In a program many bugs and vulnerabilities come from how user input is handled. Programmers make assumptions about the kinds of input users will provide to a program. Where that input comes from and what type it will be. If you’re familiar with buffer overflow vulnerabilities then you already know one way user input can be used maliciously.
In this module we are going to take a first look at how user input can be handled in a very simple C program (not handled well). We are going to build on the previous program and see what differences are in the assembly dump. Then we are going to trace how the input is moved through the program. With that in mind lets have a look.
The Main Function:
You should be able to determine where the function prologue is. Lets skim the assembly and see what stands out. Each function call should give us an idea of what this program does. We have a printf() call, a scanf() call, and a function called greeting. We have seen printf() in our previous modules and should expect that address pushed onto the stack right before the call is a format string to be printed.
Lets take a look at the documentation for scanf() which tells us that the function takes two arguments. The first is a format identifier and the second is a location to place it. Do you remember how arguments are placed onto the stack for a function call in x86 architecture? If not don’t worry lets take a look at what happens by setting a breakpoint right after scanf() executes using the command
breakpoint *0x080484bd and then run the program.

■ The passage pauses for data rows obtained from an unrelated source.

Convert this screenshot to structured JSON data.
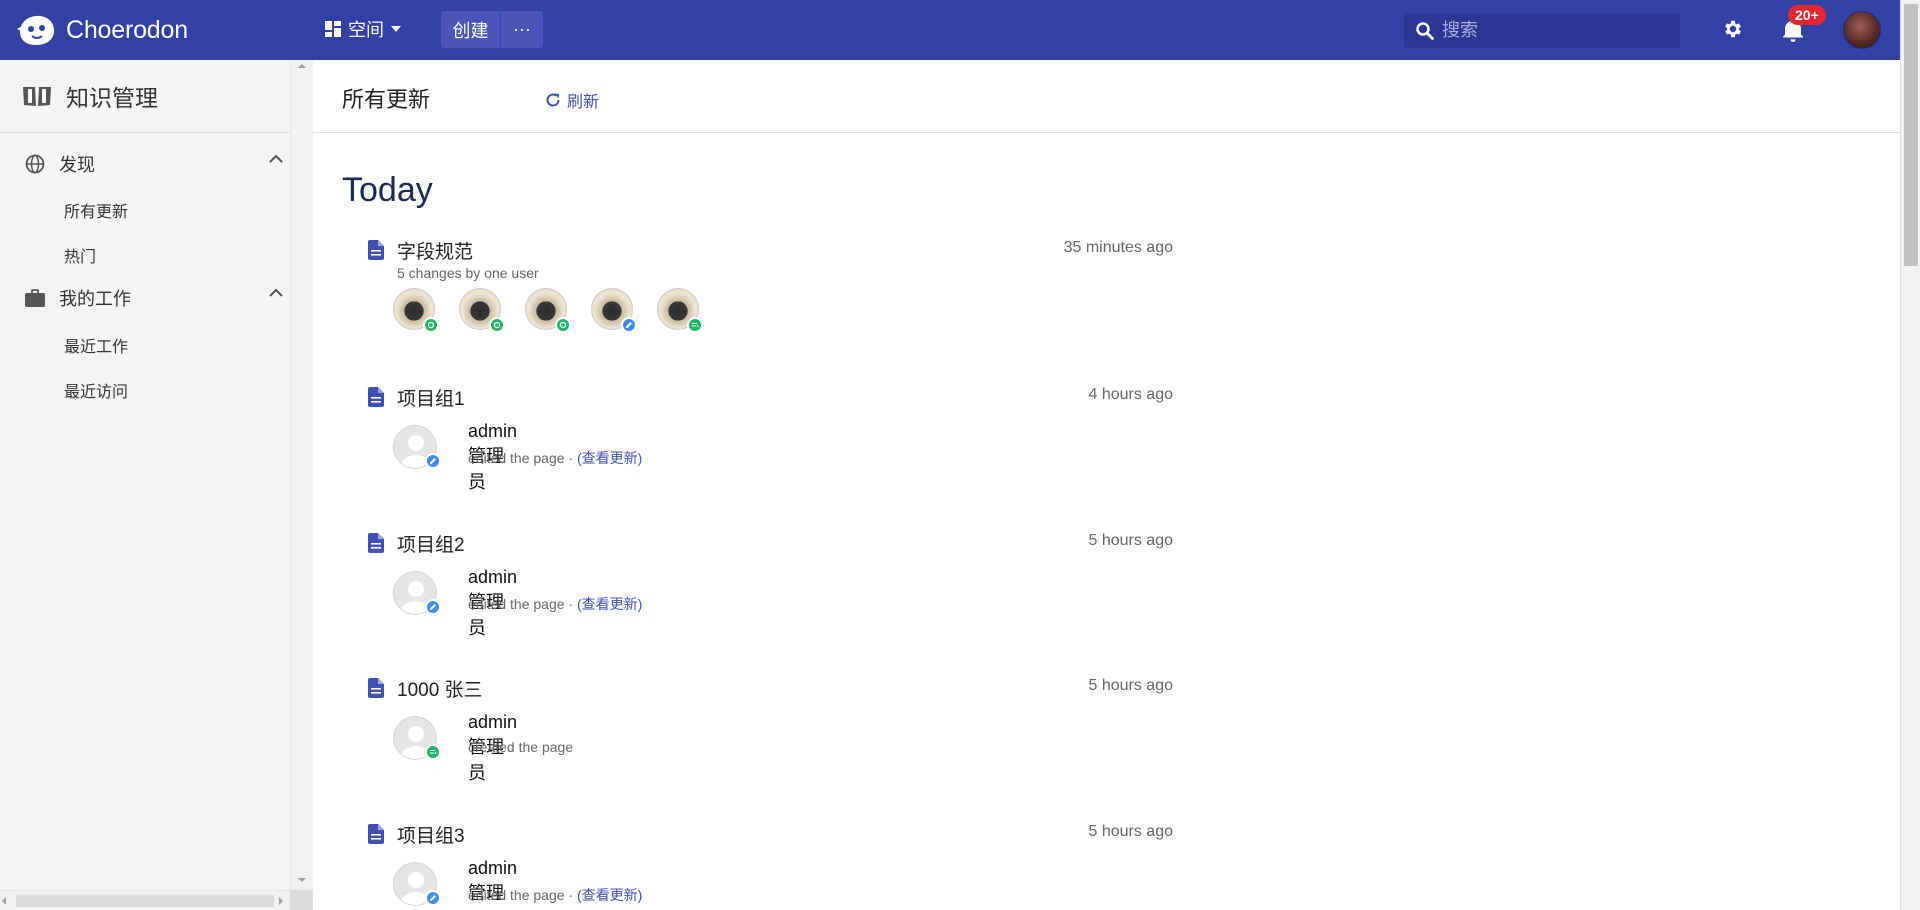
{
  "app": {
    "name": "Choerodon"
  },
  "topbar": {
    "space_label": "空间",
    "create_label": "创建",
    "more_label": "···",
    "search_placeholder": "搜索",
    "notification_badge": "20+"
  },
  "sidebar": {
    "title": "知识管理",
    "groups": [
      {
        "label": "发现",
        "items": [
          "所有更新",
          "热门"
        ]
      },
      {
        "label": "我的工作",
        "items": [
          "最近工作",
          "最近访问"
        ]
      }
    ]
  },
  "main": {
    "title": "所有更新",
    "refresh_label": "刷新",
    "day_label": "Today",
    "items": [
      {
        "title": "字段规范",
        "time": "35 minutes ago",
        "summary": "5 changes by one user"
      },
      {
        "title": "项目组1",
        "time": "4 hours ago",
        "user": "admin 管理员",
        "action": "edited the page",
        "sep": " · ",
        "link": "(查看更新)"
      },
      {
        "title": "项目组2",
        "time": "5 hours ago",
        "user": "admin 管理员",
        "action": "edited the page",
        "sep": " · ",
        "link": "(查看更新)"
      },
      {
        "title": "1000 张三",
        "time": "5 hours ago",
        "user": "admin 管理员",
        "action": "created the page"
      },
      {
        "title": "项目组3",
        "time": "5 hours ago",
        "user": "admin 管理员",
        "action": "edited the page",
        "sep": " · ",
        "link": "(查看更新)"
      }
    ]
  },
  "colors": {
    "topbar": "#3340a5",
    "accent": "#3f51b5",
    "badge": "#e8262d",
    "green": "#1fb86b",
    "blue": "#3f8df5"
  }
}
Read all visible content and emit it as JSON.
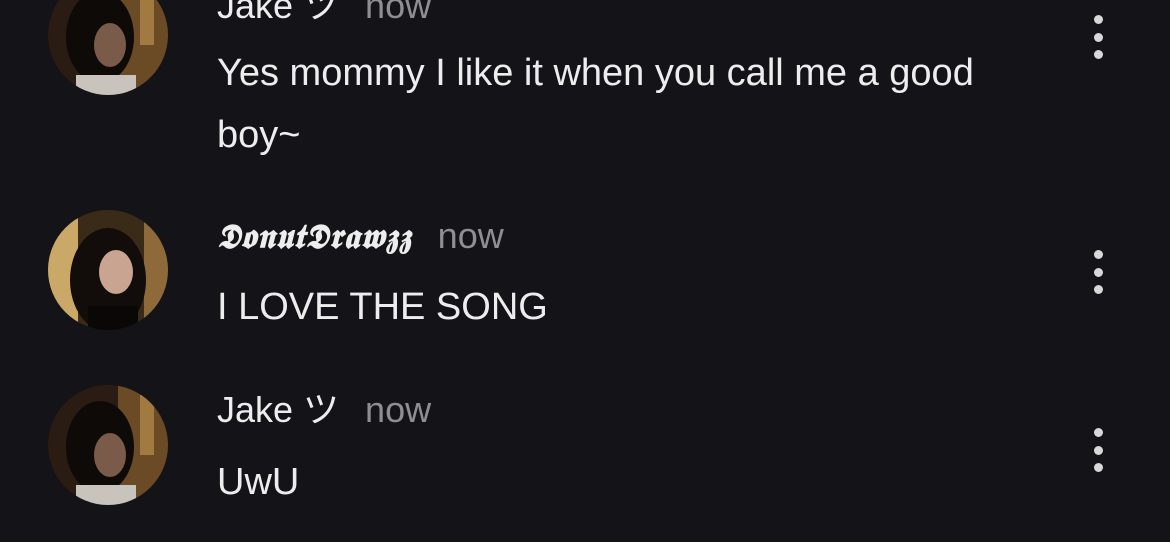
{
  "comments": [
    {
      "username": "Jake ツ",
      "timestamp": "now",
      "message": "Yes mommy I like it when you call me a good boy~",
      "avatar_icon": "avatar-dark-hair-icon",
      "more_icon": "more-vertical-icon"
    },
    {
      "username": "𝕯𝖔𝖓𝖚𝖙𝕯𝖗𝖆𝖜𝖟𝖟",
      "timestamp": "now",
      "message": "I LOVE THE SONG",
      "avatar_icon": "avatar-woman-icon",
      "more_icon": "more-vertical-icon"
    },
    {
      "username": "Jake ツ",
      "timestamp": "now",
      "message": "UwU",
      "avatar_icon": "avatar-dark-hair-icon",
      "more_icon": "more-vertical-icon"
    }
  ],
  "colors": {
    "background": "#141418",
    "text": "#ededed",
    "muted": "#8e8e93",
    "icon": "#d8d8d8"
  }
}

Now we are stopped directly after returning from the scanf() call. There were two pieces of information pushed onto the stack directly before the call. The first was the memory address at ebp-0x6c. This wasn’t done directly, it was done by loading the address into eax and then pushing eax onto the stack. Take a look at the definition of the lea instruction. We then have another memory address pushed onto the stack. Lets find out what each of these addresses hold.

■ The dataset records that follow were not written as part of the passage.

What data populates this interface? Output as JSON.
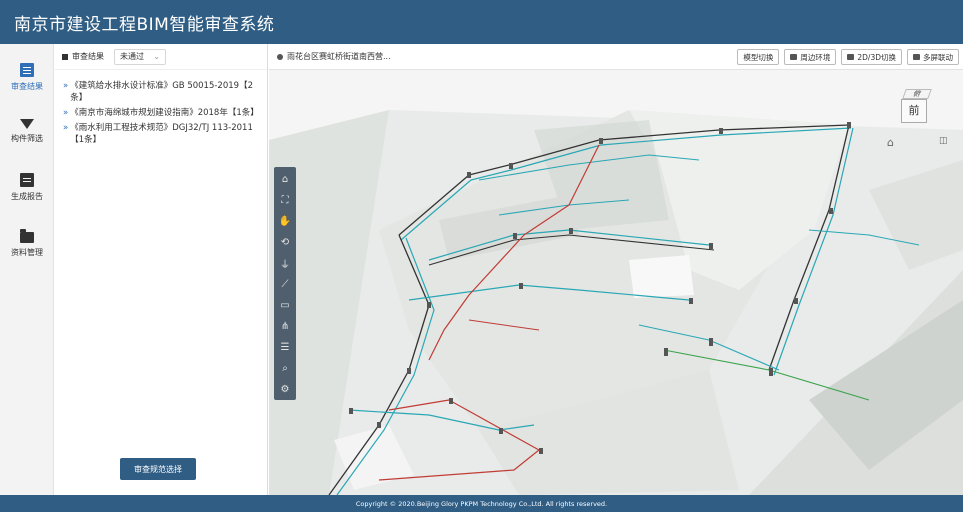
{
  "header": {
    "title": "南京市建设工程BIM智能审查系统"
  },
  "nav": {
    "items": [
      {
        "label": "审查结果",
        "icon": "document-list-icon",
        "active": true
      },
      {
        "label": "构件筛选",
        "icon": "filter-icon",
        "active": false
      },
      {
        "label": "生成报告",
        "icon": "file-report-icon",
        "active": false
      },
      {
        "label": "资料管理",
        "icon": "folder-icon",
        "active": false
      }
    ]
  },
  "panel": {
    "header_label": "审查结果",
    "filter_value": "未通过",
    "regulations": [
      {
        "text": "《建筑给水排水设计标准》GB 50015-2019【2条】"
      },
      {
        "text": "《南京市海绵城市规划建设指南》2018年【1条】"
      },
      {
        "text": "《雨水利用工程技术规范》DGJ32/TJ 113-2011【1条】"
      }
    ],
    "select_button": "审查规范选择"
  },
  "viewer": {
    "location": "雨花台区赛虹桥街道南西营...",
    "buttons": [
      {
        "label": "模型切换",
        "icon": "cube-icon"
      },
      {
        "label": "周边环境",
        "icon": "monitor-icon"
      },
      {
        "label": "2D/3D切换",
        "icon": "toggle-2d3d-icon"
      },
      {
        "label": "多屏联动",
        "icon": "multiscreen-icon"
      }
    ],
    "tools": [
      "home-icon",
      "fit-view-icon",
      "pan-hand-icon",
      "orbit-icon",
      "microphone-icon",
      "measure-icon",
      "section-icon",
      "tree-icon",
      "layers-icon",
      "search-icon",
      "settings-icon"
    ],
    "viewcube": {
      "top": "俯",
      "front": "前"
    }
  },
  "colors": {
    "header": "#2f5d84",
    "accent": "#2f6fb7",
    "pipe_cyan": "#2aa7b5",
    "pipe_red": "#c23b35",
    "pipe_dark": "#333333",
    "pipe_green": "#3aa34a"
  },
  "footer": {
    "copyright": "Copyright © 2020.Beijing Glory PKPM Technology Co.,Ltd. All rights reserved."
  }
}
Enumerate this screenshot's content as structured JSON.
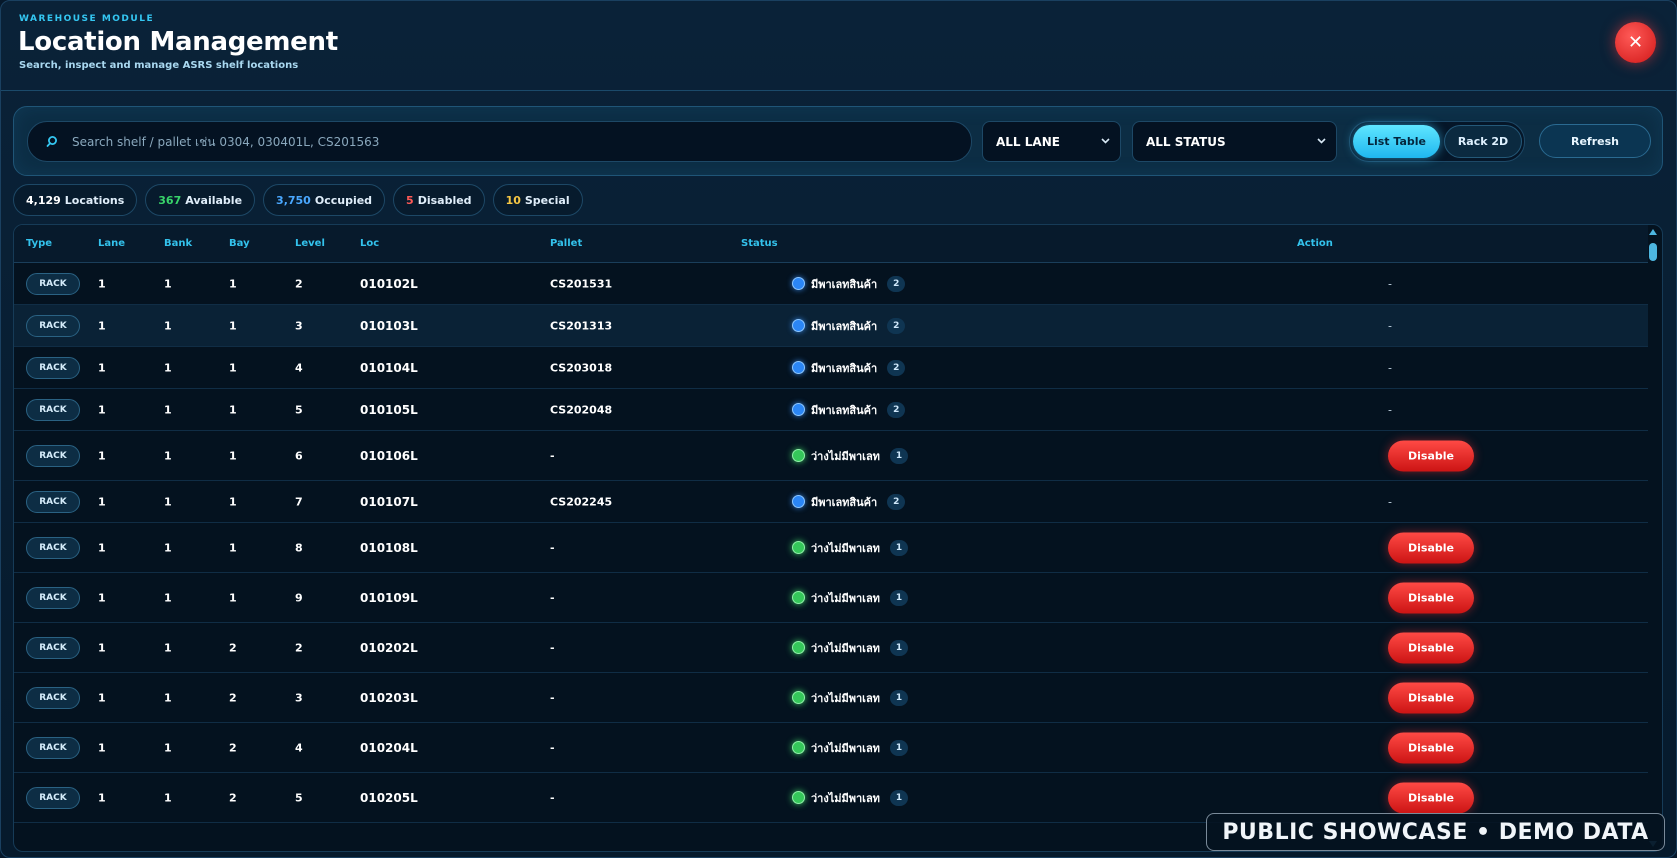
{
  "header": {
    "eyebrow": "WAREHOUSE MODULE",
    "title": "Location Management",
    "subtitle": "Search, inspect and manage ASRS shelf locations",
    "close_label": "✕"
  },
  "toolbar": {
    "search_placeholder": "Search shelf / pallet เช่น 0304, 030401L, CS201563",
    "search_value": "",
    "lane_select": "ALL LANE",
    "status_select": "ALL STATUS",
    "view_list_label": "List Table",
    "view_rack_label": "Rack 2D",
    "refresh_label": "Refresh"
  },
  "stats": [
    {
      "num": "4,129",
      "label": "Locations",
      "color": "#ffffff"
    },
    {
      "num": "367",
      "label": "Available",
      "color": "#38d46a"
    },
    {
      "num": "3,750",
      "label": "Occupied",
      "color": "#4aa8ff"
    },
    {
      "num": "5",
      "label": "Disabled",
      "color": "#ff5a57"
    },
    {
      "num": "10",
      "label": "Special",
      "color": "#f6c744"
    }
  ],
  "table": {
    "columns": [
      "Type",
      "Lane",
      "Bank",
      "Bay",
      "Level",
      "Loc",
      "Pallet",
      "Status",
      "Action"
    ],
    "rows": [
      {
        "type": "RACK",
        "lane": "1",
        "bank": "1",
        "bay": "1",
        "level": "2",
        "loc": "010102L",
        "pallet": "CS201531",
        "status": "มีพาเลทสินค้า",
        "status_kind": "occupied",
        "count": "2",
        "action": "-"
      },
      {
        "type": "RACK",
        "lane": "1",
        "bank": "1",
        "bay": "1",
        "level": "3",
        "loc": "010103L",
        "pallet": "CS201313",
        "status": "มีพาเลทสินค้า",
        "status_kind": "occupied",
        "count": "2",
        "action": "-"
      },
      {
        "type": "RACK",
        "lane": "1",
        "bank": "1",
        "bay": "1",
        "level": "4",
        "loc": "010104L",
        "pallet": "CS203018",
        "status": "มีพาเลทสินค้า",
        "status_kind": "occupied",
        "count": "2",
        "action": "-"
      },
      {
        "type": "RACK",
        "lane": "1",
        "bank": "1",
        "bay": "1",
        "level": "5",
        "loc": "010105L",
        "pallet": "CS202048",
        "status": "มีพาเลทสินค้า",
        "status_kind": "occupied",
        "count": "2",
        "action": "-"
      },
      {
        "type": "RACK",
        "lane": "1",
        "bank": "1",
        "bay": "1",
        "level": "6",
        "loc": "010106L",
        "pallet": "-",
        "status": "ว่างไม่มีพาเลท",
        "status_kind": "available",
        "count": "1",
        "action": "Disable"
      },
      {
        "type": "RACK",
        "lane": "1",
        "bank": "1",
        "bay": "1",
        "level": "7",
        "loc": "010107L",
        "pallet": "CS202245",
        "status": "มีพาเลทสินค้า",
        "status_kind": "occupied",
        "count": "2",
        "action": "-"
      },
      {
        "type": "RACK",
        "lane": "1",
        "bank": "1",
        "bay": "1",
        "level": "8",
        "loc": "010108L",
        "pallet": "-",
        "status": "ว่างไม่มีพาเลท",
        "status_kind": "available",
        "count": "1",
        "action": "Disable"
      },
      {
        "type": "RACK",
        "lane": "1",
        "bank": "1",
        "bay": "1",
        "level": "9",
        "loc": "010109L",
        "pallet": "-",
        "status": "ว่างไม่มีพาเลท",
        "status_kind": "available",
        "count": "1",
        "action": "Disable"
      },
      {
        "type": "RACK",
        "lane": "1",
        "bank": "1",
        "bay": "2",
        "level": "2",
        "loc": "010202L",
        "pallet": "-",
        "status": "ว่างไม่มีพาเลท",
        "status_kind": "available",
        "count": "1",
        "action": "Disable"
      },
      {
        "type": "RACK",
        "lane": "1",
        "bank": "1",
        "bay": "2",
        "level": "3",
        "loc": "010203L",
        "pallet": "-",
        "status": "ว่างไม่มีพาเลท",
        "status_kind": "available",
        "count": "1",
        "action": "Disable"
      },
      {
        "type": "RACK",
        "lane": "1",
        "bank": "1",
        "bay": "2",
        "level": "4",
        "loc": "010204L",
        "pallet": "-",
        "status": "ว่างไม่มีพาเลท",
        "status_kind": "available",
        "count": "1",
        "action": "Disable"
      },
      {
        "type": "RACK",
        "lane": "1",
        "bank": "1",
        "bay": "2",
        "level": "5",
        "loc": "010205L",
        "pallet": "-",
        "status": "ว่างไม่มีพาเลท",
        "status_kind": "available",
        "count": "1",
        "action": "Disable"
      }
    ]
  },
  "watermark": "PUBLIC SHOWCASE • DEMO DATA",
  "colors": {
    "accent": "#33c2ec",
    "occupied": "#2b86f5",
    "available": "#35c75a",
    "danger": "#e0201c"
  },
  "icons": {
    "search": "search-icon",
    "close": "close-icon",
    "chevron": "chevron-down-icon"
  }
}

First we can figure out what the address of ebp-0x6c is by subtracting 0x6c from the register value. From our register printout we see that ebp = 0xFFFFDA58 and if we use
print 0xFFFFDA58 - 0x6c we have that the address pushed onto the stack is 0xFFFFD9EC. We can look at that memory address:
If we take a look at an ASCII chart we will see that the memory address holds kcaJ or Jack backwards. So this is the memory address we are storing the input at. So the address was pushed onto the stack first. The next value is where the format specifier is held. This gives us a nice reminder that with x86 architecture arguments are pushed on the stack from right to left.

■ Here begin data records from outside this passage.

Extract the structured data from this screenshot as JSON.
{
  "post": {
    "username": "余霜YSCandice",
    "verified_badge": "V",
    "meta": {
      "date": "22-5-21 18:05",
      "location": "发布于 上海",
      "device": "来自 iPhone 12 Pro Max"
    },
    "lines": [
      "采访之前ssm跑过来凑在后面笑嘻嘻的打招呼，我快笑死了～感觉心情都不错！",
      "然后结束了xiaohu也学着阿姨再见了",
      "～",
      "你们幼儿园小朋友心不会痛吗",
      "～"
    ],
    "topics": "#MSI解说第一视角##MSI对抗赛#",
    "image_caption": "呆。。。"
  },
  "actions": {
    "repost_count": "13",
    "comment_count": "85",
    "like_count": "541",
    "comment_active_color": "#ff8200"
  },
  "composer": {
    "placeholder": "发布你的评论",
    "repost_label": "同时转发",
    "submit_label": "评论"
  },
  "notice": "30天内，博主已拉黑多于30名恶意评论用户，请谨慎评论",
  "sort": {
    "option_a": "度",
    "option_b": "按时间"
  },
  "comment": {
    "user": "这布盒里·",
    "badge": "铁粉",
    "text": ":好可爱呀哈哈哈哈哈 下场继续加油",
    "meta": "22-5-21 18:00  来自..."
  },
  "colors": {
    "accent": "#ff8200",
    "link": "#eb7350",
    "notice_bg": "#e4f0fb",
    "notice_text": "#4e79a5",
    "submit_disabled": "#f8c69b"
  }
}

The first area that user input is placed in our program is as data on the stack at location ebp-0x6c.
Following the Data:
Lets look down the instruction list some more. Our memory location holding our user input is loaded again into eax at 0x80484c6 and the address is pushed onto the stack right before calling the greeting function. Lets find out what the greeting function holds:
The greeting function calls printf() and so we have that we are passing our user input to the greeting function to print out something.
Exercise: Calculate the value of ebp+0x8 in this function when you run the binary through gdb and verify the data being pushed as an argument. If you aren’t sure how to do so review module 5 for a refresher.
Exercise: Draw a diagram of the stack frames for main and greeting and draw the flow of the user input through each stack frame. Use arrows to show where it is placed and referenced. As a hint in greeting is ebp+0x8 part of greetings stack frame or mains stack frame?
This program is very simple but lets do a deeper analysis of the binary. We have user input and we know where it is stored. But what do we know about the memory where it’s stored at?
We know that the string “Jack” was stored at memory address ebp-0x6c = ebp-108. So there are 108 bytes between the start of our data and ebp. Lets see if we can figure out what’s in that area or if it’s just garbage waiting to be filled. If we look at the memory at ebp-0x6c we see that the memory above our data isn’t full of zero’s so there is something there. Lets do an experiment and see what happens when we fill it with 108 bytes of data.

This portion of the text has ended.